Os fundamentos da decisão:

  • Natureza Distinta: A fiança é uma garantia dada por um terceiro (contratual). O penhor legal é um direito de autotutela do credor (previsto em lei).
  • Artigo 1.467 do Código Civil: A lei autoriza o hospedeiro ou o locador de prédio rústico ou urbano a se apossar de bens móveis que o devedor tenha no imóvel.
  • Efetividade do Crédito: O penhor legal protege o credor em situações de urgência, permitindo a retenção dos bens antes mesmo de recorrer ao juiz, caso haja perigo na demora (Art. 1.470 do CC).

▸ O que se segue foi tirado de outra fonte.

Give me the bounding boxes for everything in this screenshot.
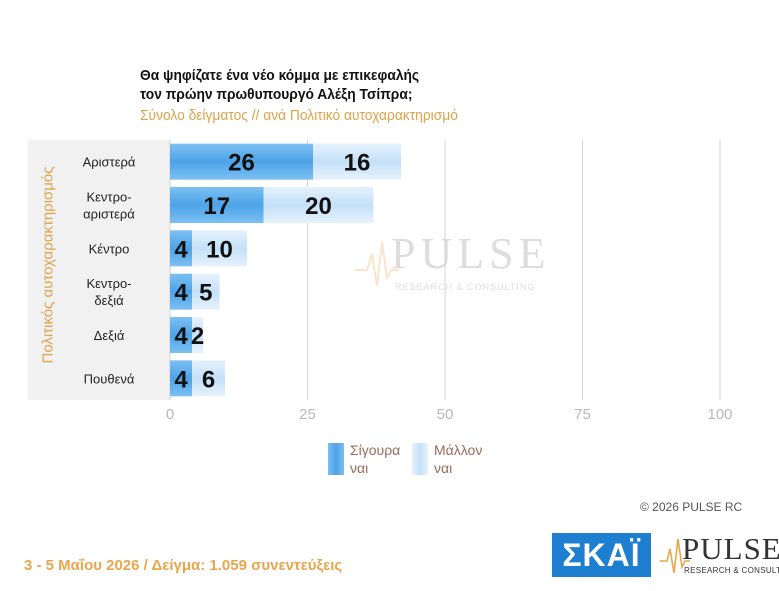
category-label-background <box>28 140 170 400</box>
legend-label-likely: Μάλλον ναι <box>434 442 483 476</box>
data-label-sure: 4 <box>174 280 188 307</box>
x-tick-label-25: 25 <box>299 406 316 423</box>
chart-title: Θα ψηφίζατε ένα νέο κόμμα με επικεφαλής … <box>140 66 545 104</box>
category-label: Κεντρο-δεξιά <box>86 276 131 308</box>
chart-title-line-1: Θα ψηφίζατε ένα νέο κόμμα με επικεφαλής <box>140 67 420 84</box>
bar-sure <box>170 187 264 223</box>
data-label-sure: 4 <box>174 323 188 350</box>
bar-sure <box>170 230 192 267</box>
chart-title-line-2: τον πρώην πρωθυπουργό Αλέξη Τσίπρα; <box>140 86 413 103</box>
data-label-likely: 20 <box>305 193 332 220</box>
pulse-logo-name: PULSE <box>682 531 779 566</box>
x-tick-label-100: 100 <box>707 406 732 423</box>
footer-survey-info: 3 - 5 Μαΐου 2026 / Δείγμα: 1.059 συνεντε… <box>24 557 343 574</box>
x-tick-label-50: 50 <box>437 406 454 423</box>
bar-likely <box>313 143 401 180</box>
copyright-text: © 2026 PULSE RC <box>640 500 743 514</box>
bar-likely <box>263 187 374 223</box>
watermark-name: PULSE <box>391 229 551 278</box>
data-label-likely: 16 <box>344 150 371 177</box>
bar-sure <box>170 317 192 353</box>
bar-likely <box>192 273 220 310</box>
bar-sure <box>170 273 192 310</box>
category-label: Αριστερά <box>83 155 136 170</box>
category-label: Κεντρο-αριστερά <box>83 190 135 222</box>
pulse-watermark: PULSE RESEARCH & CONSULTING <box>355 229 545 298</box>
legend-swatch-likely <box>412 443 428 475</box>
bar-sure <box>170 143 313 180</box>
bar-likely <box>192 360 225 397</box>
data-label-likely: 6 <box>202 366 215 393</box>
chart-subtitle: Σύνολο δείγματος // ανά Πολιτικό αυτοχαρ… <box>140 107 458 124</box>
data-label-likely: 10 <box>206 236 233 263</box>
data-label-likely: 5 <box>199 280 212 307</box>
pulse-logo-subtitle: RESEARCH & CONSULTING <box>684 566 779 575</box>
legend-swatch-sure <box>328 443 344 475</box>
data-label-sure: 4 <box>174 236 188 263</box>
data-label-sure: 17 <box>203 193 230 220</box>
category-label: Πουθενά <box>84 371 135 386</box>
bar-likely <box>192 317 203 353</box>
category-label: Κέντρο <box>89 241 130 256</box>
data-label-sure: 4 <box>174 366 188 393</box>
x-tick-label-0: 0 <box>166 406 174 423</box>
legend-label-sure: Σίγουρα ναι <box>350 442 401 476</box>
watermark-subtitle: RESEARCH & CONSULTING <box>395 282 536 292</box>
category-label: Δεξιά <box>94 328 125 343</box>
x-tick-label-75: 75 <box>574 406 591 423</box>
bar-sure <box>170 360 192 397</box>
data-label-sure: 26 <box>228 150 255 177</box>
skai-logo: ΣΚΑΪ <box>552 533 651 577</box>
pulse-logo: PULSE RESEARCH & CONSULTING <box>660 531 779 581</box>
data-label-likely: 2 <box>191 323 204 350</box>
bar-likely <box>192 230 247 267</box>
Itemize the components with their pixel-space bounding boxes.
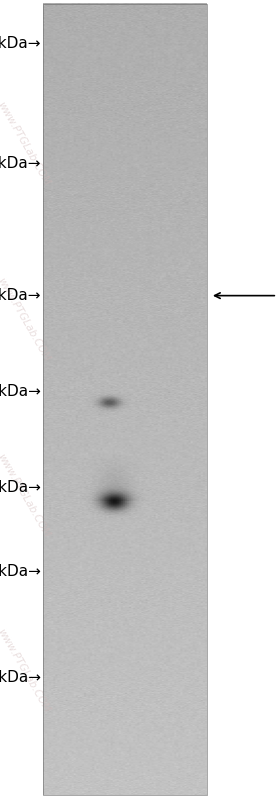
Text: www.PTGLab.COM: www.PTGLab.COM — [0, 627, 52, 715]
Text: 50 kDa→: 50 kDa→ — [0, 480, 41, 495]
Text: 30 kDa→: 30 kDa→ — [0, 670, 41, 685]
Text: 100 kDa→: 100 kDa→ — [0, 288, 41, 303]
Text: www.PTGLab.COM: www.PTGLab.COM — [0, 100, 52, 188]
Text: 70 kDa→: 70 kDa→ — [0, 384, 41, 399]
Bar — [43, 4, 207, 795]
Text: www.PTGLab.COM: www.PTGLab.COM — [0, 276, 52, 364]
Text: www.PTGLab.COM: www.PTGLab.COM — [0, 451, 52, 539]
Text: 40 kDa→: 40 kDa→ — [0, 564, 41, 578]
Text: 250 kDa→: 250 kDa→ — [0, 37, 41, 51]
Text: 150 kDa→: 150 kDa→ — [0, 157, 41, 171]
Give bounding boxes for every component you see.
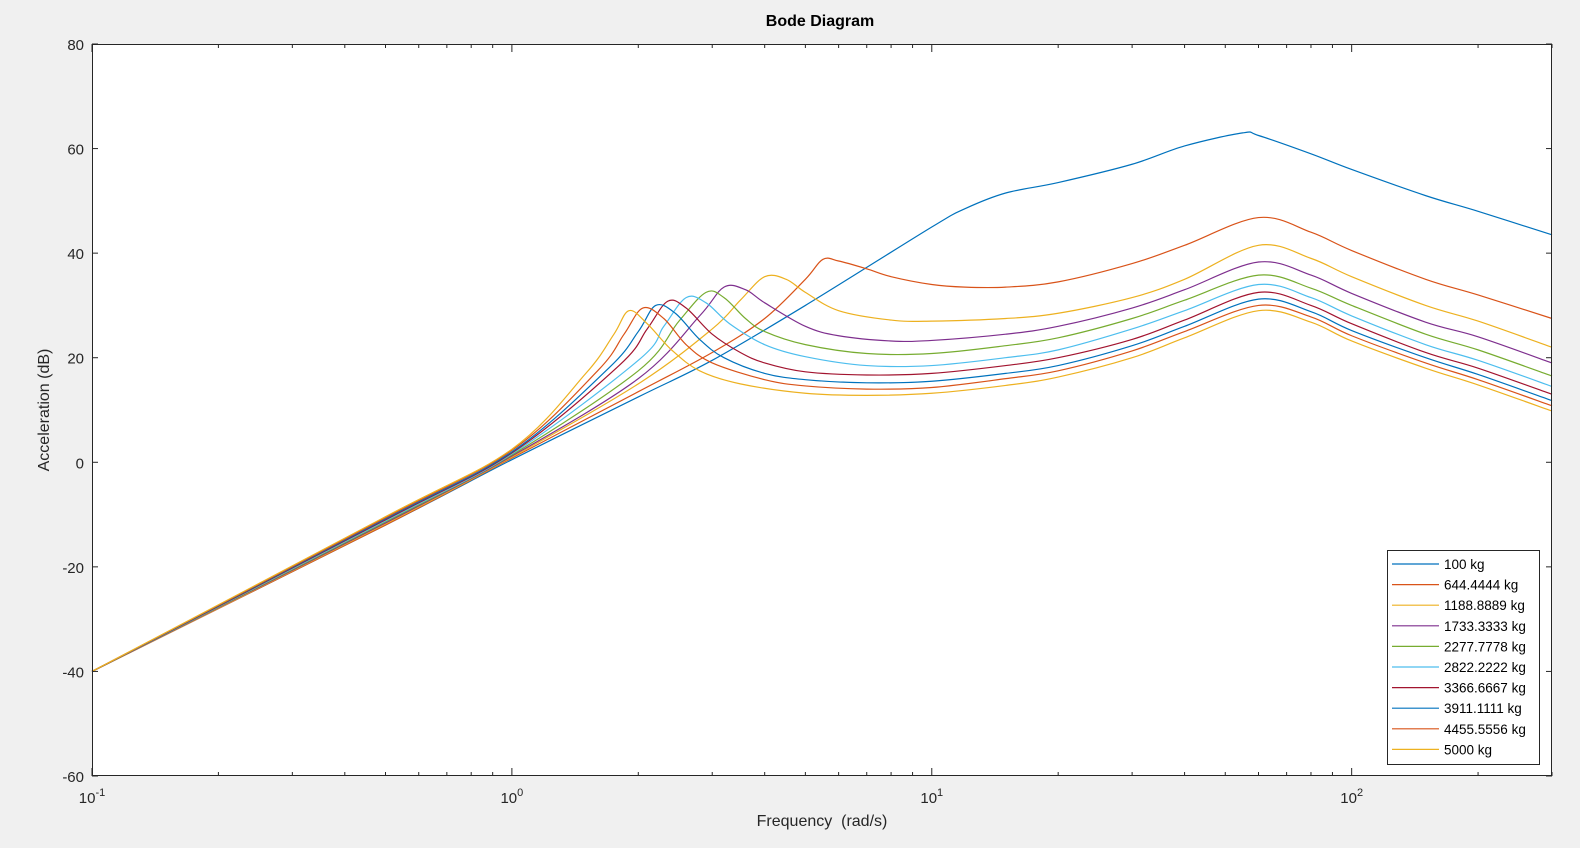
legend-label: 100 kg	[1444, 557, 1485, 572]
series-line-4	[91, 261, 1553, 672]
series-line-6	[91, 283, 1553, 672]
legend-label: 1733.3333 kg	[1444, 619, 1526, 634]
legend-label: 2822.2222 kg	[1444, 660, 1526, 675]
y-tick-label: 60	[67, 142, 84, 159]
x-tick-label: 102	[1340, 787, 1363, 807]
legend-label: 3911.1111 kg	[1444, 701, 1522, 716]
legend-label: 644.4444 kg	[1444, 578, 1518, 593]
x-tick-label: 101	[920, 787, 943, 807]
legend-label: 2277.7778 kg	[1444, 639, 1526, 654]
series-line-1	[91, 131, 1553, 672]
x-axis-label: Frequency (rad/s)	[757, 813, 888, 830]
series-line-8	[91, 298, 1553, 672]
legend-label: 3366.6667 kg	[1444, 681, 1526, 696]
legend-label: 1188.8889 kg	[1444, 598, 1525, 613]
series-line-7	[91, 291, 1553, 672]
legend-label: 5000 kg	[1444, 742, 1492, 757]
y-tick-label: 40	[67, 246, 84, 263]
axes-box	[92, 44, 1552, 776]
y-tick-label: -20	[62, 560, 84, 577]
y-tick-label: -40	[62, 664, 84, 681]
legend-label: 4455.5556 kg	[1444, 722, 1526, 737]
series-layer	[91, 131, 1553, 672]
x-tick-label: 100	[500, 787, 523, 807]
y-tick-label: -60	[62, 769, 84, 786]
series-line-9	[91, 304, 1553, 672]
legend: 100 kg 644.4444 kg 1188.8889 kg 1733.3333 k…	[1387, 550, 1540, 765]
plot-area	[92, 44, 1552, 776]
y-axis-label: Acceleration (dB)	[36, 349, 53, 472]
series-line-10	[91, 309, 1553, 672]
y-tick-label: 0	[76, 455, 84, 472]
y-tick-label: 80	[67, 37, 84, 54]
x-tick-label: 10-1	[79, 787, 105, 807]
y-tick-label: 20	[67, 351, 84, 368]
series-line-5	[91, 274, 1553, 672]
chart-title: Bode Diagram	[766, 13, 874, 30]
series-line-2	[91, 216, 1553, 672]
series-line-3	[91, 244, 1553, 672]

“O penhor legal independe da vontade das partes, decorrendo diretamente da lei para assegurar o adimplemento de prestações inadimplidas”, afirmou o ministro Cueva.

O que o lojista e o locador precisam saber?

Esta decisão traz segurança para proprietários de imóveis comerciais e shoppings, mas exige cuidados no procedimento de retenção.

Regras para o exercício do penhor legal:

  1. Inadimplência Real: Deve haver dívida de aluguéis ou encargos vencidos.
  2. Relação de Bens: O locador deve fornecer ao devedor um comprovante detalhado de tudo o que foi retido.
  3. Homologação Judicial: Após a tomada dos bens, o locador deve pedir imediatamente a homologação do penhor na Justiça para tornar o ato definitivo.

Na MHB Advocacia, auxiliamos locadores e lojistas na gestão de conflitos imobiliários, garantindo que a retomada de créditos ocorra rigorosamente dentro dos limites estabelecidos pelo STJ e pelo Código Civil.

FAQ – Perguntas Frequentes

1. O dono do imóvel pode trancar a loja e segurar as mercadorias? Sim, desde que amparado pelo instituto do penhor legal e nos limites da dívida. O locador deve documentar os itens retidos e buscar a justiça para homologar a medida imediatamente.

2. A Lei do Inquilinato não proíbe duas garantias? A lei proíbe que o locador exija, no contrato, duas garantias (ex: fiança + caução). O STJ decidiu que o penhor legal não entra nessa conta, pois ele é um direito garantido por lei, independente do que diz o contrato.

3. O que acontece se o locador levar bens que valem mais que a dívida? O penhor legal deve se restringir ao valor suficiente para cobrir os débitos. O excesso pode gerar condenação do locador por danos morais ou materiais.

4. Posso impedir o penhor legal se eu tiver um fiador idôneo? Segundo o novo entendimento do STJ, não. A presença do fiador não retira o direito do locador de exercer a autotutela sobre os bens móveis deixados no imóvel.